Еще Атеа не сомневалась в том, что ее истинную кровь эльф почует – хотя крови той, в общем-то, в ней было не шибко-то много, и полукровкой Лебедь могла бы зваться с большой натяжкой. Ее бабку, чистокровную эльфийку, когда-то увез из Верданора слишком амбициозный дворянин откуда-то с севера Тиннереда. Рожденная в том союзе Кеарата, мать Птицы, получила в наследство несколько лишних годков жизни и просидела в девках шестьдесят лет, прежде чем на нее положил глаз господин Ровенн, молодой правитель Эглеира. Поскольку в ту пору мать выглядела лет так на двадцать, ее истинный возраст не остановил батюшку, и он увез ее в свое поместье, назвав своей нареченной. Приданного у Кеараты не было – все земли отошли второму ребенку сбежавшей эльфийки, мальчику, но отца даже это не остановило. Их брак нельзя было назвать счастливым – мать никогда не скрывала своей холодности к отцу, и прошло долгих десять лет, прежде чем родилась Атеа. При поместье она считалась поздним ребенком, а Ровенн не проявлял к дочери особого интереса – и теперь Лебедь начинала догадываться, почему. Возможно, он знал все о интрижке Кеараты с королем, а потому видеть Атеа, такую непохожую на него, ему было несколько неприятно. Впрочем, по-своему он заботился о ней и любил ее, и пару раз проявлял нежность к ребенку – обычно это выражалось в скупой улыбке или в обращении к ней по имени. Чувства к матери у него, судя по всему, сохранились, раз он не избавился от нее…
Атеа так и замерла, невидящим взглядом уставившись куда-то за стекло. До сего дня ей в голову не приходила мысль о том, что сослать доченьку подальше вполне мог сам отец. И возможно, именно с его легкой руки она попала в Келерию. С другой стороны, мать не слишком-то подпускала его к себе, посему наследница у славного рода была лишь одна. По крайней мере, некоторое время назад. С третьей стороны, в таком случае – даже если Ровенн в действительности не пытался избавиться от чужой крови – нужно было, чтоб письмо принесли именно матери и отдали лично в руки. Сейчас поддержка со стороны Эглеира пригодилась бы ей пуще всего иного, и Лебедь до последнего надеялась, что ей удастся заполучить желаемое. И отцовская возможная неприязнь в ее планы совершенно не входила.
Восток был нужен ей. Ровенн умудрился подмять под себя всех местных правителей, включая заседающего в Совете при короле господина Хагарда, представляющего весь регион. По праву силы и крови отец не мог занять его место, однако ему это и не было нужно: достаточно было управлять Хагардом, заставляя его принимать выгодные для самого Ровенна и для Востока в целом решения, и правитель Эглеира отлично справлялся с этим.
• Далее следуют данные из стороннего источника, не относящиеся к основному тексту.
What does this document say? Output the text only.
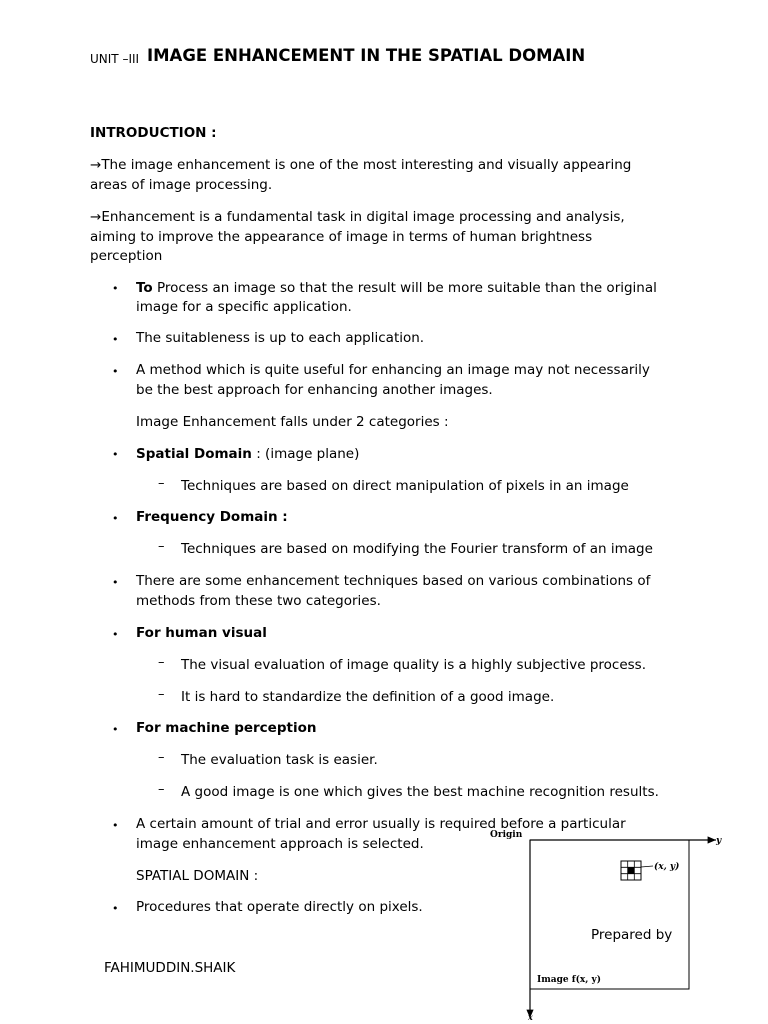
UNIT –III IMAGE ENHANCEMENT IN THE SPATIAL DOMAIN
INTRODUCTION :
→The image enhancement is one of the most interesting and visually appearing
areas of image processing.
→Enhancement is a fundamental task in digital image processing and analysis,
aiming to improve the appearance of image in terms of human brightness
perception
• To Process an image so that the result will be more suitable than the original
image for a specific application.
• The suitableness is up to each application.
• A method which is quite useful for enhancing an image may not necessarily
be the best approach for enhancing another images.
Image Enhancement falls under 2 categories :
• Spatial Domain : (image plane)
– Techniques are based on direct manipulation of pixels in an image
• Frequency Domain :
– Techniques are based on modifying the Fourier transform of an image
• There are some enhancement techniques based on various combinations of
methods from these two categories.
• For human visual
– The visual evaluation of image quality is a highly subjective process.
– It is hard to standardize the definition of a good image.
• For machine perception
– The evaluation task is easier.
– A good image is one which gives the best machine recognition results.
• A certain amount of trial and error usually is required before a particular
image enhancement approach is selected.
SPATIAL DOMAIN :
• Procedures that operate directly on pixels.
Prepared by
FAHIMUDDIN.SHAIK
Origin
y
x
(x, y)
Image f(x, y)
Хагард, будучи крупным должником отца, делал то, что от него требовали, беспрекословно – а одно его слово на Совете стоило едва ли не столько же, сколько слово всего простого народа Тиннереда. Если Восточный регион поддержит ее внутри самого Совета, бороться станет гораздо легче.
Восток имел сильное влияние на южные земли. Те издревле были самым слабым регионом Тиннереда во всех сферах, а потому местные дворяне охотно прятались за спины своих сильных соседей. Сейчас по словам Виаллы Юг активно заигрывал с Вотоком, и Ливарн, правитель от тамошних земель, во всем поддакивал Хагарду. И при удачном стечении обстоятельств Атеа могла получить поддержку половины Совета. Оставались еще Запад и Север – однако сейчас ей нужно было играть с тем, что имелось. И прояснить ситуацию с Верданором.